Voilà nos colonies indépendantes jusqu'à l'époque où le Roi reprendra son autorité. Quelle perte, en attendant, pour le commerce et pour le numéraire que les échanges résultant de nos sucres, cafés et indigo produisaient à la France ! Traitez cette importante matière, et ouvrez les yeux de cette classe avide, qui ne cessera d'être révolutionnaire que quand son intérêt la rendra anti-révolutionnaire.
Votre mémoire adressé à M. de Las Casas est parfaitement bien fait et combat victorieusement le plus dilatoire, le plus absurde de tous les plans ; mais ne le faites pas imprimer, parce qu'il renferme des vérités politiques qu'il ne faut pas publier.
J'ose espérer enfin que nous touchons à la grande époque des vengeances et de la punition des brigands qui ont ensanglanté et, qui pis est, déshonoré notre malheureuse patrie. L'Angleterre, que nous redoutions, a fait une excellente réponse officielle à la Prusse et à l'Empereur qui sont parfaitement d'accord. On verra que Calonne ne s'était pas trompé et n'avait pas trompé dans ce qu'il a toujours dit avec assertion de l'Angleterre.
Vous savez à présent que le duc d'Havré est allé en Espagne, et, comme il y est connu et considéré, ce choix était encore préférable sous ce rapport à celui du marquis de Choiseul, dont je connais d'ailleurs les excellents principes et le talent ; mais je ferai connaître aux Princes le prix de son zèle et de son travail.

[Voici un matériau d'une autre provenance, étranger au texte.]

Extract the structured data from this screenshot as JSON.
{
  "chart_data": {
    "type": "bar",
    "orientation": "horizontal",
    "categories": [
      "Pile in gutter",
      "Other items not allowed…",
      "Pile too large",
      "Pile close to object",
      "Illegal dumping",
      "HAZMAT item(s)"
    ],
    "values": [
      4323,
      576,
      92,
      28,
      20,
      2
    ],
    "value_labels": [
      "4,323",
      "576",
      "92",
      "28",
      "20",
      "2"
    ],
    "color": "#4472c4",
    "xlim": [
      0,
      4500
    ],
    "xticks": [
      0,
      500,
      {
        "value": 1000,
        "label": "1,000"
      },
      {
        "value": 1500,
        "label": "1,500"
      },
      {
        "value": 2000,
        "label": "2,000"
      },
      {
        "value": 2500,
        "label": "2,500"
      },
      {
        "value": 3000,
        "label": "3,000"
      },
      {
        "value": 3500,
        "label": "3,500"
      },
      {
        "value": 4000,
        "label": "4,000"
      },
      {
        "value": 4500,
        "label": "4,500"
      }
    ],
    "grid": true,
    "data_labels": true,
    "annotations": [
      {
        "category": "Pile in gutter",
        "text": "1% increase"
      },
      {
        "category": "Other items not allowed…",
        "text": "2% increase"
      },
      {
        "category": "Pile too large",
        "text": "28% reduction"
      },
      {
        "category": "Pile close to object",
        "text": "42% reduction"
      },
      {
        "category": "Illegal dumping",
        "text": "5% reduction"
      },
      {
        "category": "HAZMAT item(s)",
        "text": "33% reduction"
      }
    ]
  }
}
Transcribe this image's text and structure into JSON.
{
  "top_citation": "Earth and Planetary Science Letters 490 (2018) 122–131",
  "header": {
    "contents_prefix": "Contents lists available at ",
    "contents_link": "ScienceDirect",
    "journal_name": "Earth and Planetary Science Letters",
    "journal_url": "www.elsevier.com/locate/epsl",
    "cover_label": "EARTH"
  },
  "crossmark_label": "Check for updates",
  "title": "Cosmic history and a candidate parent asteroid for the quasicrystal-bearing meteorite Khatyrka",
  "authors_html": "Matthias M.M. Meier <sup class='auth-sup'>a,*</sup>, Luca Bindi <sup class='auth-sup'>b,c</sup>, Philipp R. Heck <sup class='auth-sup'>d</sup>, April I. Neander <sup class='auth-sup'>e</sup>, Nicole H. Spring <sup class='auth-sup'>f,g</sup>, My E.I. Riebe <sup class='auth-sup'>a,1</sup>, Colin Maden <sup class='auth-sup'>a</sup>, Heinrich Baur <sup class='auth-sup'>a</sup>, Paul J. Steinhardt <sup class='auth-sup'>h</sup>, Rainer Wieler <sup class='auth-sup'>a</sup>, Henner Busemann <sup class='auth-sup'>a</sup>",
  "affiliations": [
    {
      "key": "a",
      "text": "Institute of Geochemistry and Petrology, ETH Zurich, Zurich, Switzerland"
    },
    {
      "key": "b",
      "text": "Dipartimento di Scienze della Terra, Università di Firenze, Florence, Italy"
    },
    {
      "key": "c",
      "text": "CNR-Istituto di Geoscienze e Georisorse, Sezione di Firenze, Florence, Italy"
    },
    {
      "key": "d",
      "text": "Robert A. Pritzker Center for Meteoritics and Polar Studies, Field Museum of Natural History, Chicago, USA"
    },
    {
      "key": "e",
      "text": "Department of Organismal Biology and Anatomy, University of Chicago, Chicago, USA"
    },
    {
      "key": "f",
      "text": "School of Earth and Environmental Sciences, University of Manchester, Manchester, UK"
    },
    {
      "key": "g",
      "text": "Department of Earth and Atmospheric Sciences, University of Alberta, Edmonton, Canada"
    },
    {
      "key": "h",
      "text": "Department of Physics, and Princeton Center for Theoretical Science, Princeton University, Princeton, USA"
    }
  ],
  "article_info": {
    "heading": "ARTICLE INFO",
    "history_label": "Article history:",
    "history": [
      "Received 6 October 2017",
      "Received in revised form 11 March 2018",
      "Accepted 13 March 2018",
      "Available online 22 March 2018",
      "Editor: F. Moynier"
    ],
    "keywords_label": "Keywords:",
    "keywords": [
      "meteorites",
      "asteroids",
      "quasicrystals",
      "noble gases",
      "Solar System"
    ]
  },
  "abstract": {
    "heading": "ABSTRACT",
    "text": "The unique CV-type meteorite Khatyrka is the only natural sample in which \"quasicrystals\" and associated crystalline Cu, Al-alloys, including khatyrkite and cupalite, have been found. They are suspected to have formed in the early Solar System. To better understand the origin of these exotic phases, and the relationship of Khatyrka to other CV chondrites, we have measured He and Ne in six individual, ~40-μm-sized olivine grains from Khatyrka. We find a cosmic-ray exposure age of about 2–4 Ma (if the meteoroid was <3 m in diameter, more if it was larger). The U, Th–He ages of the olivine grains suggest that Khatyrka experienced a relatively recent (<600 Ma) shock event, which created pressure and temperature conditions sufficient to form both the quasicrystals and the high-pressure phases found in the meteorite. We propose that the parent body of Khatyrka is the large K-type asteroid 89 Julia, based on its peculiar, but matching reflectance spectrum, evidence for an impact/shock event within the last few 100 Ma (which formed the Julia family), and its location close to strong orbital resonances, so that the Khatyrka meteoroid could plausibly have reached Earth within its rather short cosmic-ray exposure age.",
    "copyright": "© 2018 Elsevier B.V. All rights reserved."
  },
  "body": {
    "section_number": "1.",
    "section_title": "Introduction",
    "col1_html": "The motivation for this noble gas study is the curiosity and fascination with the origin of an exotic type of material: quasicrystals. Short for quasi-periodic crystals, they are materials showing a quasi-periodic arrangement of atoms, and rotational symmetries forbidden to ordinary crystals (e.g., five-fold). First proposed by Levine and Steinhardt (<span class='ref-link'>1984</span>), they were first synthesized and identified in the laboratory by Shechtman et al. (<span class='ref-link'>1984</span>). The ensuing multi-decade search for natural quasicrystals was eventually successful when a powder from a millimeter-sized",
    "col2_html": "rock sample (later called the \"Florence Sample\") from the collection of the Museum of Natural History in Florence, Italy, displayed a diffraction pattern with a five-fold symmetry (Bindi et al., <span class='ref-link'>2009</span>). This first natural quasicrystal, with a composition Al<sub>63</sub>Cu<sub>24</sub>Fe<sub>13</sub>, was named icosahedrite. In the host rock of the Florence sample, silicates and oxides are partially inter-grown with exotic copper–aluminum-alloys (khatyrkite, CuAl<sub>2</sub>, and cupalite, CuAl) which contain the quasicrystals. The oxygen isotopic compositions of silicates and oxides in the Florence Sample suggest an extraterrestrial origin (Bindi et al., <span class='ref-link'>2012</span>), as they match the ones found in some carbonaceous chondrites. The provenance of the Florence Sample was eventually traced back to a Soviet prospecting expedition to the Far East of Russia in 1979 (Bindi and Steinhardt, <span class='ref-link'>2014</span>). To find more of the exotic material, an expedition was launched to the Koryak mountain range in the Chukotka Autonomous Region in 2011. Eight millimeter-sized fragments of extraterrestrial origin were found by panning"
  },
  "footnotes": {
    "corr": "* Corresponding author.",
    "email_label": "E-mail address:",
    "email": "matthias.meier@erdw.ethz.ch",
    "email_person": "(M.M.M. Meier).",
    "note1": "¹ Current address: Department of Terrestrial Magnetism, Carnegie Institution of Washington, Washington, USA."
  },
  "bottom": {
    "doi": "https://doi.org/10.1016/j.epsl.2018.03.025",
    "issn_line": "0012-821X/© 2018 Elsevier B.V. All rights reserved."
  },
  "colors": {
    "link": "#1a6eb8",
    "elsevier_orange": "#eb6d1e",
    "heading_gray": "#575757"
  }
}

Quant au baron de Choiseul, la présence de M. le comte d'Artois et des Français contenait le déraisonneur. Réduit à lui seul, il redevient ce que la nature l'a fait.
Les nouvelles de Trevor sont rarement bonnes, et j'ai de la peine à croire que M. Mounier se montre à Aix-la-Chapelle. Il faudrait, pour y arriver, traverser bien des villes remplies de Français, auxquels le pair Mounier pourrait avoir affaire. Les chemins sont peu sûrs pour ces pairs futurs. On ne retient pas aisément la rage de deux mille français, victimes d'une révolution, dont le vertueux Mounier et compagnie ont été les premiers auteurs.
Rien n'est plus suspect que l'accident qu'a éprouvé M. de Calonne. Je pense, comme vous, que sa chute dans le Rhin n'est pas l'effet d'un malheureux hasard. Il y a beaucoup d'indices qui font soupçonner que c'est un assassinat prémédité ; mais à qui s'en prendre, quand il y a autant de scélérats soupçonnables ?
Je vous préviens, mon cher comte, de n'écrire en toute franchise que par des occasions ; les lettres de Turin ici sont ouvetes en route, j'en suis sûr.
Ma santé n'est pas bonne depuis quelques jours. Cependant les plus qu'espérances que nous avons me feront du bien.
Ecrivez-moi souvent et aimez-moi toujours comme je vous aime.